Clarification on reference allele normalization policy #468

Closed Mrinal-Thomas-Epic closed 8 months ago

Mrinal-Thomas-Epic commented 8 months ago

In the VRS 1.x docs, there is a section describing why reference alleles are not normalized. The section says,

"When the Allele refers to a reference state (case 1), trimming would reduce the variant to a null change. However, reduction to a null state would make it impossible to refer to a specific span of reference sequence. In order to permit users to refer to spans of reference sequence, VRS does not require normalizing reference agreement Alleles."

It seems like it should be possible to modify the normalization algorithm to detect the reference allele case, and perform the shuffle left/right step as if the variant was a deletion. Is there a reason this approach was not chosen?

ahwagner commented 8 months ago

Hi @Mrinal-Thomas-Epic!

Yes, this was discussed a long time ago. I had also advocated for this approach, and was asked to prove that changes would not impact non-reference alleles. I put in the time to do so, the notebook is here, and the approach is technically sound.

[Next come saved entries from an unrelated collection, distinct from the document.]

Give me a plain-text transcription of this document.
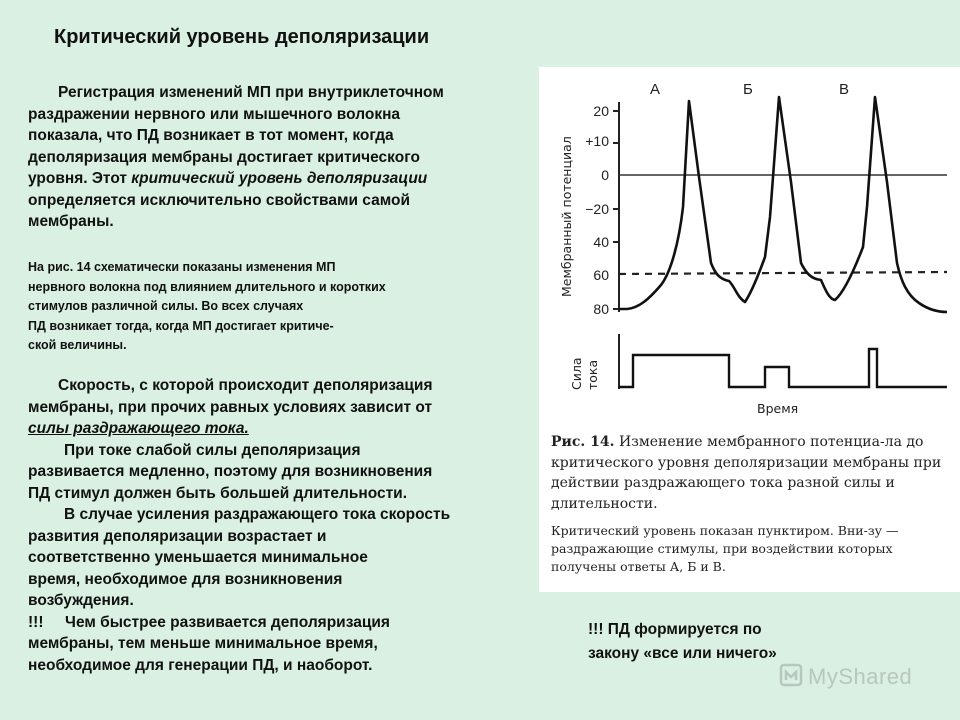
Критический уровень деполяризации
Регистрация изменений МП при внутриклеточном
раздражении нервного или мышечного волокна
показала, что ПД возникает в тот момент, когда
деполяризация мембраны достигает критического
уровня. Этот критический уровень деполяризации
определяется исключительно свойствами самой
мембраны.
На рис. 14 схематически показаны изменения МП
нервного волокна под влиянием длительного и коротких
стимулов различной силы. Во всех случаях
ПД возникает тогда, когда МП достигает критиче-
ской величины.
Скорость, с которой происходит деполяризация
мембраны, при прочих равных условиях зависит от
силы раздражающего тока.
При токе слабой силы деполяризация
развивается медленно, поэтому для возникновения
ПД стимул должен быть большей длительности.
В случае усиления раздражающего тока скорость
развития деполяризации возрастает и
соответственно уменьшается минимальное
время, необходимое для возникновения
возбуждения.
!!! Чем быстрее развивается деполяризация
мембраны, тем меньше минимальное время,
необходимое для генерации ПД, и наоборот.
Мембранный потенциал
А	Б	В
20
+10
0
−20
40
60
80
Сила тока
Время

Рис. 14. Изменение мембранного потенциа-ла до критического уровня деполяризации мембраны при действии раздражающего тока разной силы и длительности.

Критический уровень показан пунктиром. Вни-зу — раздражающие стимулы, при воздействии которых получены ответы А, Б и В.

!!! ПД формируется по
закону «все или ничего»
MyShared
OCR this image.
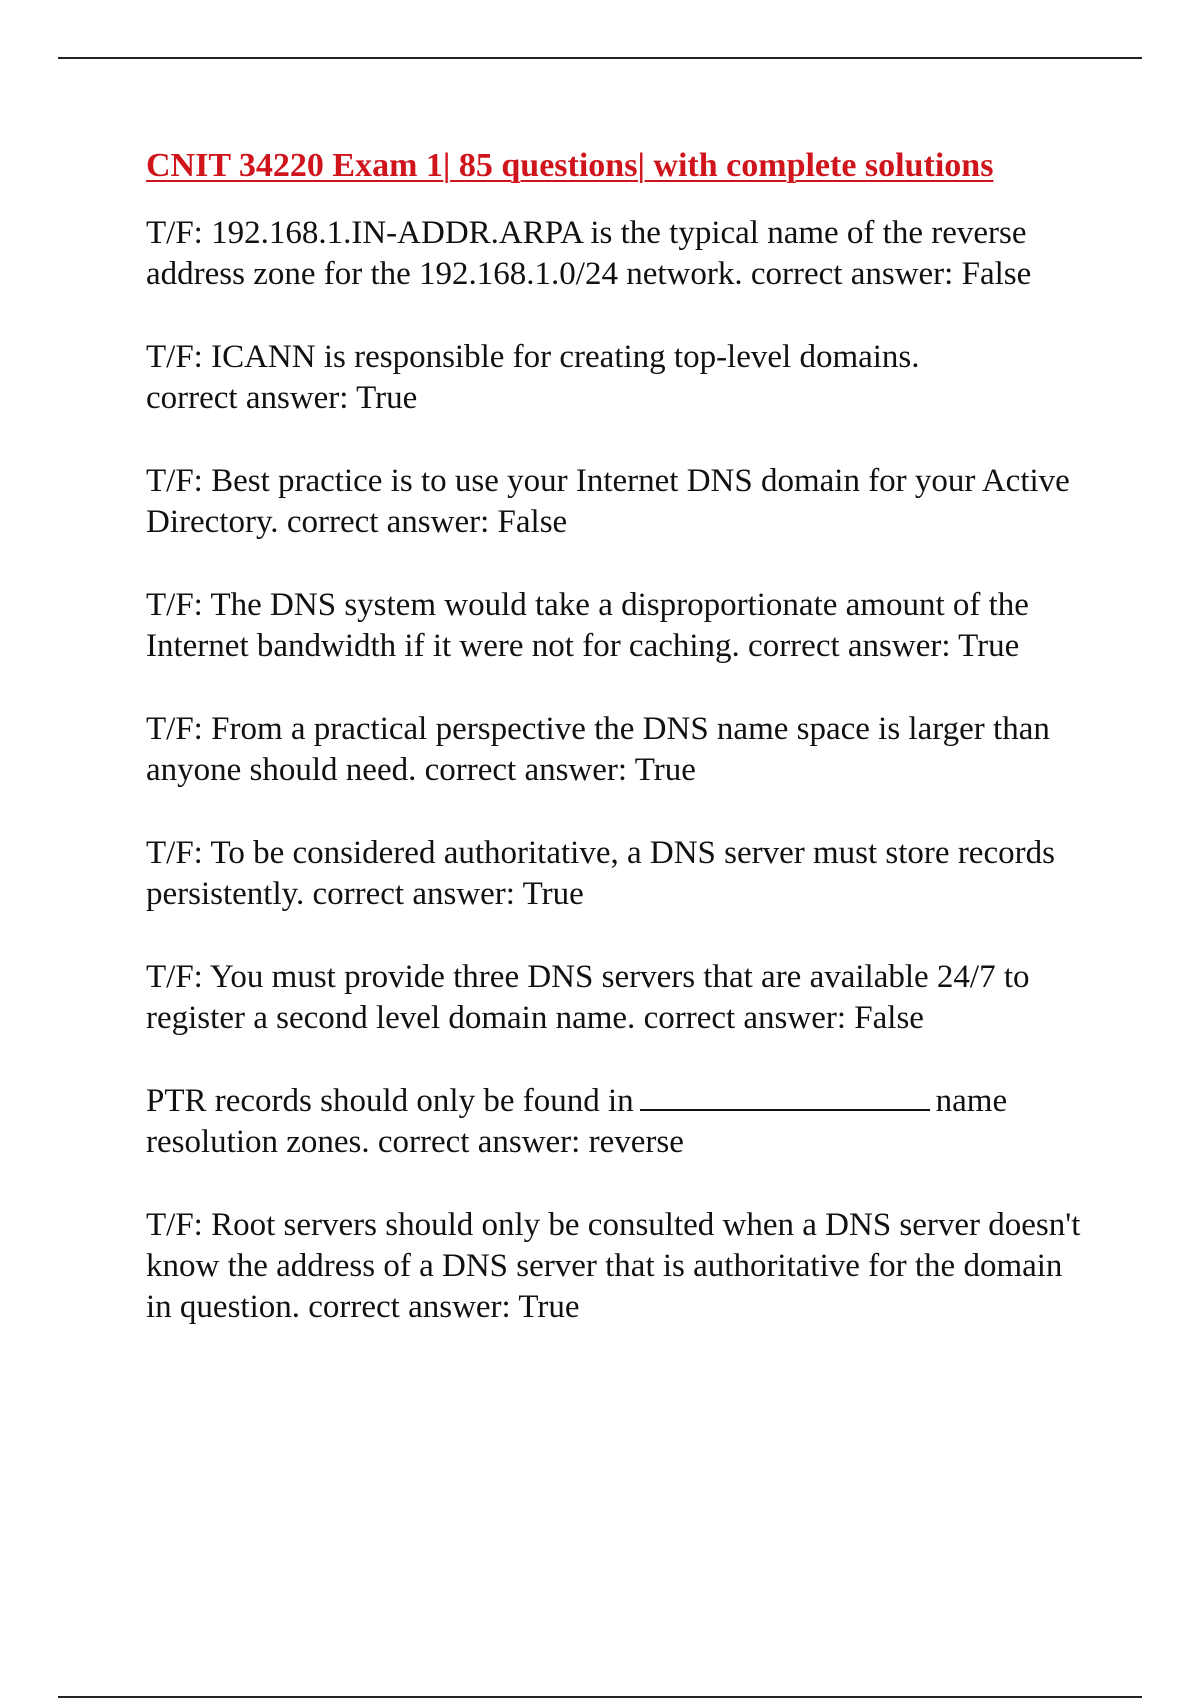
CNIT 34220 Exam 1| 85 questions| with complete solutions
T/F: 192.168.1.IN-ADDR.ARPA is the typical name of the reverse address zone for the 192.168.1.0/24 network. correct answer: False
T/F: ICANN is responsible for creating top-level domains. correct answer: True
T/F: Best practice is to use your Internet DNS domain for your Active Directory. correct answer: False
T/F: The DNS system would take a disproportionate amount of the Internet bandwidth if it were not for caching. correct answer: True
T/F: From a practical perspective the DNS name space is larger than anyone should need. correct answer: True
T/F: To be considered authoritative, a DNS server must store records persistently. correct answer: True
T/F: You must provide three DNS servers that are available 24/7 to register a second level domain name. correct answer: False
PTR records should only be found in	name resolution zones. correct answer: reverse
T/F: Root servers should only be consulted when a DNS server doesn't know the address of a DNS server that is authoritative for the domain in question. correct answer: True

In the end, the argument that @reece made was that when describing reference alleles, the intent of ref-agree calls is different than variant calls, and for ref-agree we should not assume that ambiguity correction is needed or desired. As in all cases where the decision was not obvious, @reece @larrybabb and I presented to the community, assessed the arguments and community feedback, and then documented our rationale for the majority opinion in the spec; in this case, the majority opinion was that ref allele expansion should not be the default normalization behavior.

I wish I had a more satisfying answer. If you have some example data that demonstrates how adjusting the ref-agree behavior in the normalization algorithm would be beneficial to you, I am open to revisiting this decision for VRS 2.x.